Regulatory officials in California suspended 394 cannabis business permits, which makes up about five percent of the state’s entire legal cannabis supply. The permits were suspended based on a track-and-trace requirement that businesses must fulfill.
Marijuana Business Daily reports that the Bureau of Cannabis Control (BCC) on Nov. 1 issued notices to 394 retailers, delivery services, distributors and microbusinesses. Notices were sent to 63 retailers, 61 delivery services, 47 microbusinesses, 185 distributors and 29 transport-only distributors.
California is home to 7,392 licensed cannabis businesses, meaning that around five percent of licensed businesses were affected. The BCC regulates 2,630 cannabis businesses under either provisional or annual licenses. The California Department of Public Health (CDPH) regulates an additional 932 manufacturers, and the California Department of Food and Agriculture (CDFA) oversees 3,830 cannabis farmers.
The BCC sent the notices to the businesses to suspend activity until they complete mandatory track-and-trace system training and credentialing. The track-and-trace program is run by Florida-based company Metrc.

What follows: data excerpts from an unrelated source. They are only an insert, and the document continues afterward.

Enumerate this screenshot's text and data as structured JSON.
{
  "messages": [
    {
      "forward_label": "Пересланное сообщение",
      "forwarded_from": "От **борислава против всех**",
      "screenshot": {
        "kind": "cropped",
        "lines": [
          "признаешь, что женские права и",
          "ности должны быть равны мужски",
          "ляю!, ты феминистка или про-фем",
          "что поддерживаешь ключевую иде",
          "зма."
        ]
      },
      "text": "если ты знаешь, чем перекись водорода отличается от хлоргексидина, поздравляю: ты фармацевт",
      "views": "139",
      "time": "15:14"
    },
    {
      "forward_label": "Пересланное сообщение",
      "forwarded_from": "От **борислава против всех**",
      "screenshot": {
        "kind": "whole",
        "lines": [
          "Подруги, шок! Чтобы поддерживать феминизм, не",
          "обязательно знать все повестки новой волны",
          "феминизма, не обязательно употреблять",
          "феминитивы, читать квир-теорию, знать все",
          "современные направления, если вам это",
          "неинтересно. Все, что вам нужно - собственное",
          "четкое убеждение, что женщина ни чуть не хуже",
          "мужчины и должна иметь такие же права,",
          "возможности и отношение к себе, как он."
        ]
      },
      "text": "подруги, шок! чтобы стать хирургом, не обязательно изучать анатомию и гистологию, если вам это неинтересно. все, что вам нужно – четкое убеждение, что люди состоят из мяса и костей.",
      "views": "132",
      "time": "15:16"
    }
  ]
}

BCC Spokesperson Alex Traverso explained that businesses merely need to complete the training requirements in order to reinstate their permits. “These were just the stragglers,” Traverso said. “It turned out to be a couple extra months that we gave them. It’s just a matter of getting a password, getting a log-in and doing the training.”
But some trade organizations worry that suspensions may backfire and end up helping illegal businesses to thrive. “We’re kind of incentivizing the illicit market, which is a much more affordable option right now” for consumers,” said Josh Drayton of the California Cannabis Industry Association. “What we really need to be focused on is access and affordability.”
It remains to be seen if the suspensions will have a major effect on the health of the already-struggling legal California cannabis market.